Purnomo terburu-buru, hingga tidak bisa menikmati malam bersama Anita. Anita terus saja minta tambah jatah.
"Anita Sayang, Mas capek. Tidur yuks!!!" bujuk Purnomo.
Mereka dalam satu selimut tanpa mengenakan busana, dan sekali lagi Anita menghalangi Purnomo untuk tidur bersama Vanya dengan cara memeluk erat tubuh suaminya. Seolah dia takut jika suaminya kabur. Purnomo berpura-pura memejamkan mata serta menunggu sampai Anita tertidur.
Satu jam sudah Purnomo menunggu, dengan pelan dia melepas pelukan Anita dan menggantinya dengan guling.
"Saatnya ke istri mudaku. Hehe!!" lirih Purnomo dengan bersemangat. Dia dengan cepat keluar menggunakan celana pendeknya dan memutar kenop pintu Vanya.
"Loh dikunci!!!" gumam Purnomo gelisah.
"Vanya!!! Vanya!!" panggil Purnomo sambil mengetuk pintunya.
Vanya yang ada di dalam sudah tertidur pulas, dengan mendengarkan musik menggunakan earphone.
Purnomo terlihat mulai kesal, karena dia memanggil Vanya yang tidak ada jawaban. Purnomo pun mengacak rambutnya, lalu kembali ke kamar dan tidur bersama Anita.
Sarapan pagi itu tidak membuat Purnomo berselera, setelah selesai mandi, dia langsung pergi bekerja. Di dalam mobil dia terus mengepal tangannya, dan berteriak memukul kemudi yang dia pegang.
Hari ini suasana hati Purnomo memburuk, dia harus menahan amarahnya dengan terpaksa tersenyum. Ciri khas yang dia bentuk di mata orang luar adalah ramah dan baik hati.

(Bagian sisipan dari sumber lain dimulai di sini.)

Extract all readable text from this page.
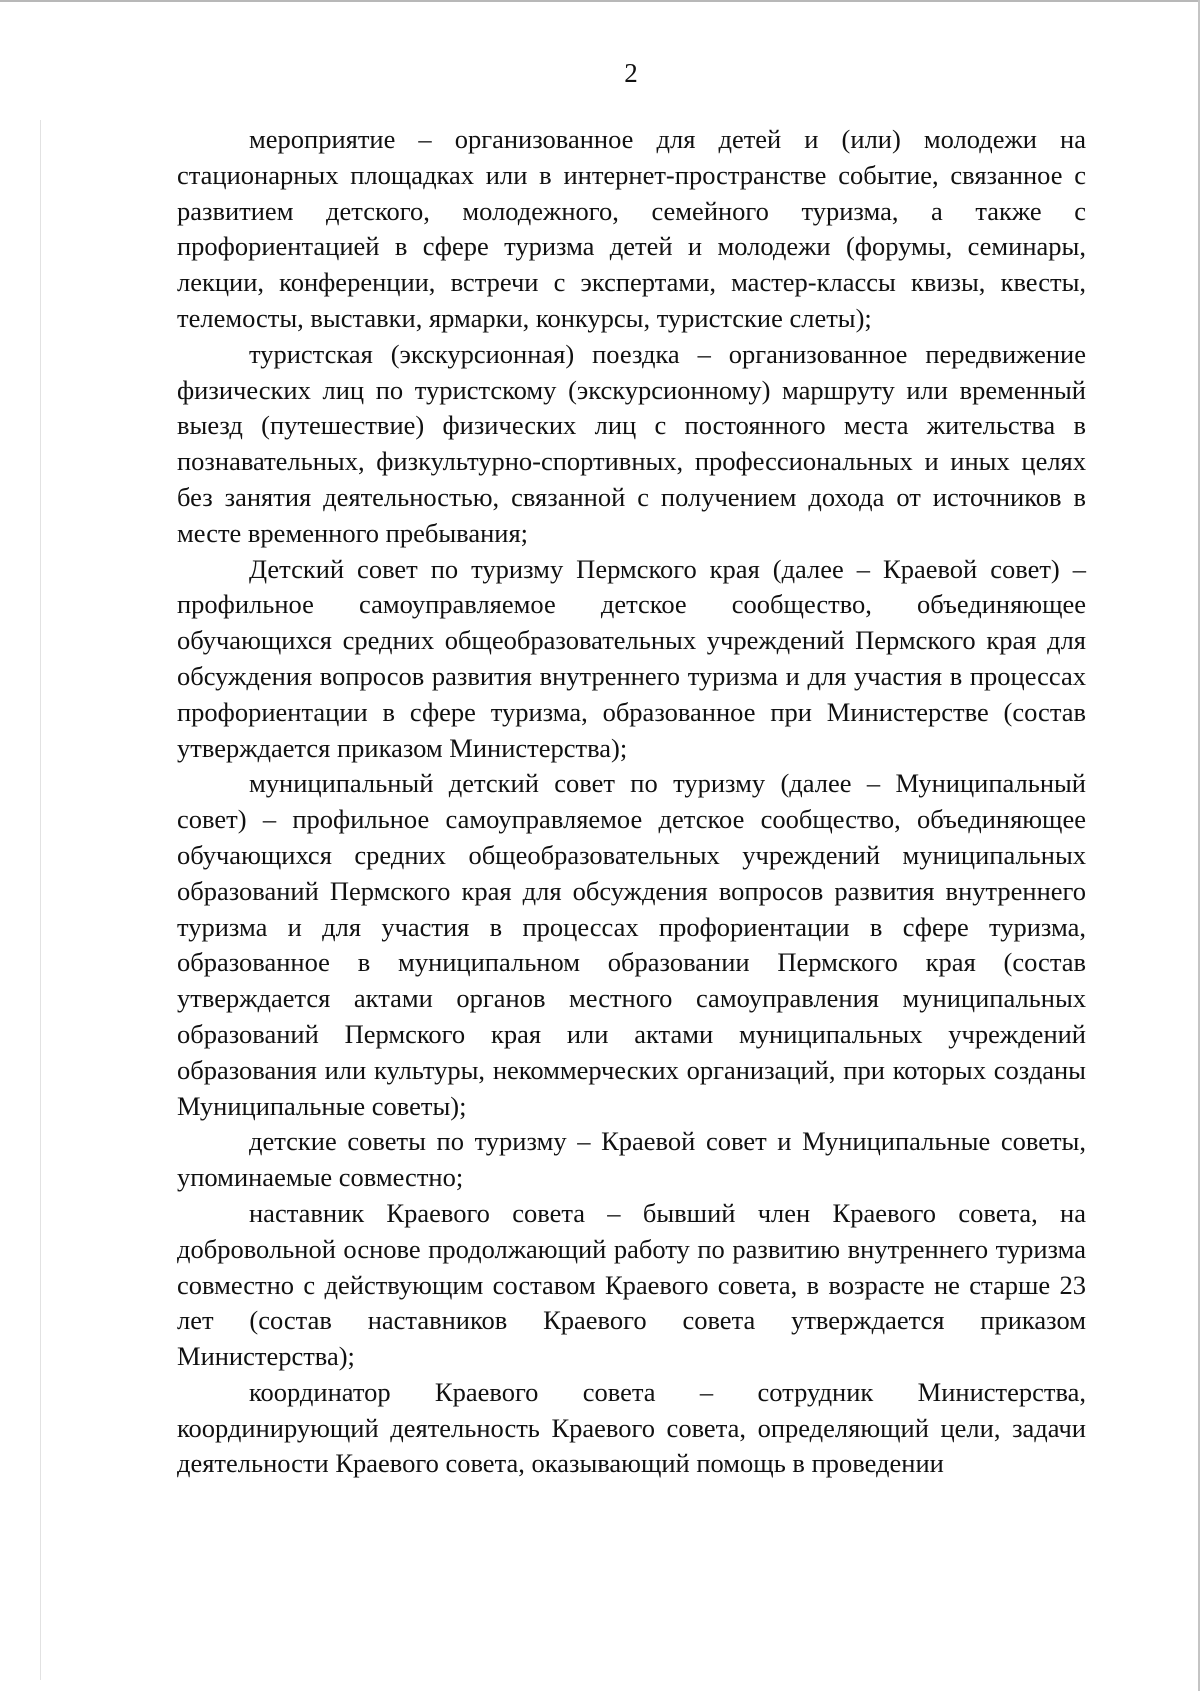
2

мероприятие – организованное для детей и (или) молодежи на стационарных площадках или в интернет-пространстве событие, связанное с развитием детского, молодежного, семейного туризма, а также с профориентацией в сфере туризма детей и молодежи (форумы, семинары, лекции, конференции, встречи с экспертами, мастер-классы квизы, квесты, телемосты, выставки, ярмарки, конкурсы, туристские слеты);

туристская (экскурсионная) поездка – организованное передвижение физических лиц по туристскому (экскурсионному) маршруту или временный выезд (путешествие) физических лиц с постоянного места жительства в познавательных, физкультурно-спортивных, профессиональных и иных целях без занятия деятельностью, связанной с получением дохода от источников в месте временного пребывания;

Детский совет по туризму Пермского края (далее – Краевой совет) – профильное самоуправляемое детское сообщество, объединяющее обучающихся средних общеобразовательных учреждений Пермского края для обсуждения вопросов развития внутреннего туризма и для участия в процессах профориентации в сфере туризма, образованное при Министерстве (состав утверждается приказом Министерства);

муниципальный детский совет по туризму (далее – Муниципальный совет) – профильное самоуправляемое детское сообщество, объединяющее обучающихся средних общеобразовательных учреждений муниципальных образований Пермского края для обсуждения вопросов развития внутреннего туризма и для участия в процессах профориентации в сфере туризма, образованное в муниципальном образовании Пермского края (состав утверждается актами органов местного самоуправления муниципальных образований Пермского края или актами муниципальных учреждений образования или культуры, некоммерческих организаций, при которых созданы Муниципальные советы);

детские советы по туризму – Краевой совет и Муниципальные советы, упоминаемые совместно;

наставник Краевого совета – бывший член Краевого совета, на добровольной основе продолжающий работу по развитию внутреннего туризма совместно с действующим составом Краевого совета, в возрасте не старше 23 лет (состав наставников Краевого совета утверждается приказом Министерства);

координатор Краевого совета – сотрудник Министерства, координирующий деятельность Краевого совета, определяющий цели, задачи деятельности Краевого совета, оказывающий помощь в проведении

Di dalam kantornya, dia meminta Murti untuk datang menemuinya. Setelah mereka berdua dalam satu ruangan, Purnomo marah melempar asbak dan membentur tembok.

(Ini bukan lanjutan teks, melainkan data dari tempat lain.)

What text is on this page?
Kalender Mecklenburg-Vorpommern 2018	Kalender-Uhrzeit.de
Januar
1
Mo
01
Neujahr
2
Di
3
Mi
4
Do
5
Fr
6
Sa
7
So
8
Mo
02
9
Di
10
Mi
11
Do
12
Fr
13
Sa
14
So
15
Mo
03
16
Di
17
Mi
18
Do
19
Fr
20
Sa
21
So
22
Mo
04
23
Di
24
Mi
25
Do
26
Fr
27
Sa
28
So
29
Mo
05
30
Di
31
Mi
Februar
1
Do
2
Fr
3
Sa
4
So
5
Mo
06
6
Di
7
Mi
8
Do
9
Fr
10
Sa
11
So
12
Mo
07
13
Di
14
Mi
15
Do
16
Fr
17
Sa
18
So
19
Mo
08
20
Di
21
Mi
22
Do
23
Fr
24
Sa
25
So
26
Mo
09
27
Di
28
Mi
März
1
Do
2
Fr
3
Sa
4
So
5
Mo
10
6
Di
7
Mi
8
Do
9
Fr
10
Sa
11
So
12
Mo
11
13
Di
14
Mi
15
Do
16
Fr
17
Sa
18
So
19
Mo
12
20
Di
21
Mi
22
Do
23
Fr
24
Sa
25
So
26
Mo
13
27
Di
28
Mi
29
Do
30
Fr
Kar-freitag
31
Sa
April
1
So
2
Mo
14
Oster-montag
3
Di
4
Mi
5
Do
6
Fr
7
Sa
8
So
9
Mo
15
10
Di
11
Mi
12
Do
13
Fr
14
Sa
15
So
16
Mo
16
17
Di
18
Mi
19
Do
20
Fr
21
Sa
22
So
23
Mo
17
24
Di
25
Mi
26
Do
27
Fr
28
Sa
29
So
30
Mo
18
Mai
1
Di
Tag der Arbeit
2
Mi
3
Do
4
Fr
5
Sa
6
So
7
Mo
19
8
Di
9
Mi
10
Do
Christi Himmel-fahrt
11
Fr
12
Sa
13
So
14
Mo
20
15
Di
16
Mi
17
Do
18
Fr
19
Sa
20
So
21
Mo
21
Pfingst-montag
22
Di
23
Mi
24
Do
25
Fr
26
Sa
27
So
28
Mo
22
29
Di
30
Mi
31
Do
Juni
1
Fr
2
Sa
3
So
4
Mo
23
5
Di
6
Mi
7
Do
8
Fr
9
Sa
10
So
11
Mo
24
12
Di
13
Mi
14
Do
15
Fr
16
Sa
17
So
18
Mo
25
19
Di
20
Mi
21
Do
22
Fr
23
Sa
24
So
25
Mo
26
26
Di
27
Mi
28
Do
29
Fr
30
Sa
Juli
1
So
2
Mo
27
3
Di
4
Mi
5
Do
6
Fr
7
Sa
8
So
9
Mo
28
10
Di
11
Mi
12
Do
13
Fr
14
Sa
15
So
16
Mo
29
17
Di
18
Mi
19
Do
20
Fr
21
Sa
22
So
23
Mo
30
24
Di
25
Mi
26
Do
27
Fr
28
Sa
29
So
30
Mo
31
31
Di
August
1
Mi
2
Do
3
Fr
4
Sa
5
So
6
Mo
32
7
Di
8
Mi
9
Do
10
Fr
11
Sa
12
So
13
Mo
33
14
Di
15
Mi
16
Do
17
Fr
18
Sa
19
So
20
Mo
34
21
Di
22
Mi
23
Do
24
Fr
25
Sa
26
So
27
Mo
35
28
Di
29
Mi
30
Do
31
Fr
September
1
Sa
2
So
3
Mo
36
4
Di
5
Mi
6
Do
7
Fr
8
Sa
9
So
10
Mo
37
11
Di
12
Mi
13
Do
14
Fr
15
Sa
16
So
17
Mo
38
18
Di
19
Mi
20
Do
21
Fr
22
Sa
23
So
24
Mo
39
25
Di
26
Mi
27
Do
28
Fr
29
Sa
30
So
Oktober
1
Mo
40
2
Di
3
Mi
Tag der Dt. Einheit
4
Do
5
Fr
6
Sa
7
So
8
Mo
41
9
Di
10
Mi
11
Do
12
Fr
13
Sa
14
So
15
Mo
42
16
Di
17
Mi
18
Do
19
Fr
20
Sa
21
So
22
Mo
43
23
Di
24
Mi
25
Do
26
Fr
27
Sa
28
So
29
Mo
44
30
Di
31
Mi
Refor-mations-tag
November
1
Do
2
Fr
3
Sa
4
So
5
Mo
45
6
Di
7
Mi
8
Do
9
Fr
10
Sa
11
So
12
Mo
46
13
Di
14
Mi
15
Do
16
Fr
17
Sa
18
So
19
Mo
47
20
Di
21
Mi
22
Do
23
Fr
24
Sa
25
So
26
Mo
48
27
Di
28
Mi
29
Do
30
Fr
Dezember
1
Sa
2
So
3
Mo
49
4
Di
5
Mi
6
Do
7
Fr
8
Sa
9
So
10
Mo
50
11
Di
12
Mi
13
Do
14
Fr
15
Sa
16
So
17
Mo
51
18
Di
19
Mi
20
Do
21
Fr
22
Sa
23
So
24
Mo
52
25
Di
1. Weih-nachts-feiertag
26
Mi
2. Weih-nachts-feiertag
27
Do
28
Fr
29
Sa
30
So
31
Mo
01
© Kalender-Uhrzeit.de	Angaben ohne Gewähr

"Murti!!! Didik anakmu dengan benar!!! Ajari dia untuk patuh terhadap suaminya!!" gertak Purnomo.
Murti hanya menunduk, ketika amarah Purnomo meledak. Dia tidak berani menjawabnya, menatap mata Purnomo saja takut.
Bagaimana cara aku mendidiknya?? Vanya kan sudah keluar dari daftar keluarga Kencana, batin Murti.